J’avais parfois conçu de la tristesse au cours des veillées solitaires que j’occupais à préparer des cours ou à corriger des copies, profitant du calme que me procurait la nuit. Alors Mê, me voyant triste et seule, avait sermonné son fils, mais en vain. Elle avait peu d’autorité sur ses enfants en général et encore moins sur son fils aîné dont elle dépendait. Nhang aimait sa mère, mais ne l’écoutait pas. Il aimait certainement sa femme et ses enfants, mais entendait mener sa vie comme bon lui semblait. De caractère jovial et exubérant en société, il se montrait plutôt secret dans l’intimité. Il ne me parlait guère de ses projets, me mettant parfois devant le fait accompli. De son enfance, je connaissais peu de chose. Il n’avait pas connu son père, mort peu après sa naissance et paraissait avoir eu peu de liens avec son beau-père.
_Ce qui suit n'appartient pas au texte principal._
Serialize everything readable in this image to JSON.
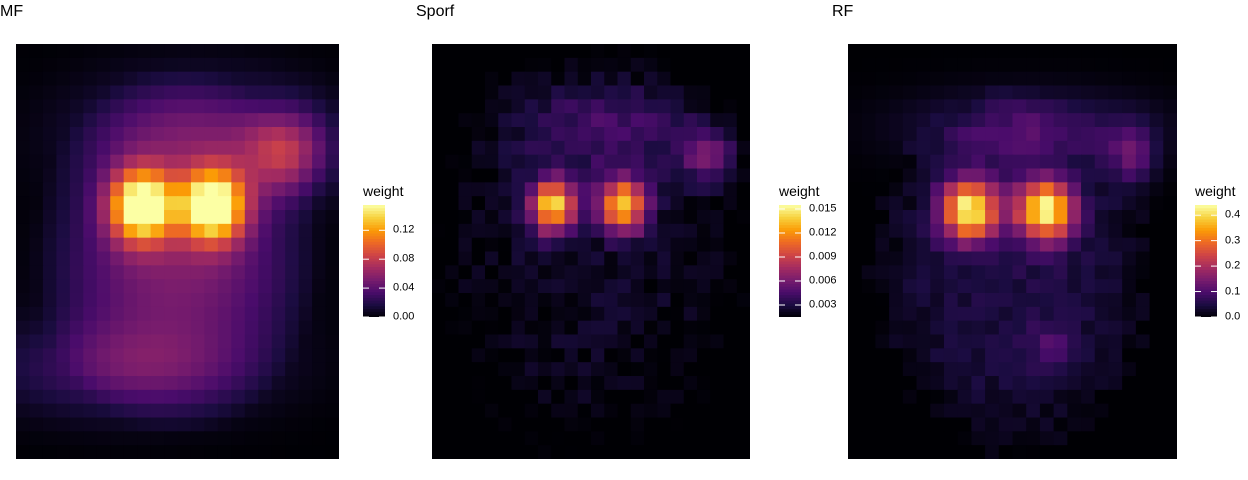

Après avoir fréquenté l’école du village, il était parti à Sam Neua, dans le nord-est du pays, suivre les deux dernières classes du cycle primaire ; une parente éloignée l’y avait accueilli en échange de services : chercher du bois pour le feu, cuire le riz le matin… La bataille de Diên Biên Phu l’avait obligé à quitter Sam Neua pour revenir à Muong Yut, son village natal peu éloigné de la petite ville où se trouvaient basés des militaires français. Nhang avait alors saisi l’occasion d’un déplacement des soldats, à pied, à travers la jungle, pour rejoindre Xieng Khouang, où il avait réussi à prendre un avion pour la capitale. Son oncle Khamheuang l’avait hébergé une année avant son admission à l’internat du lycée de Vientiane. Par la suite, il n’avait revu que rarement sa famille au cours de ses années d’études. Il avait appris de bonne heure à ne compter que sur lui-même pour réaliser ses projets ou ses ambitions. Ainsi, séparé de sa famille proche, Nhang avait recherché l’amitié. Il attachait toujours une grande importance aux amis, supérieure, me sembla-t-il souvent, à sa propre famille. Il éprouvait le besoin de séduire, de dépenser sans mesure, attirant parfois dans son entourage des personnes aux intentions douteuses. Dans ces occasions, je ne comprenais pas son manque de lucidité. »
(p. 52-55)

Marché de Vientiane et fêtes du Pimay – avril 1971 (p. 154-158)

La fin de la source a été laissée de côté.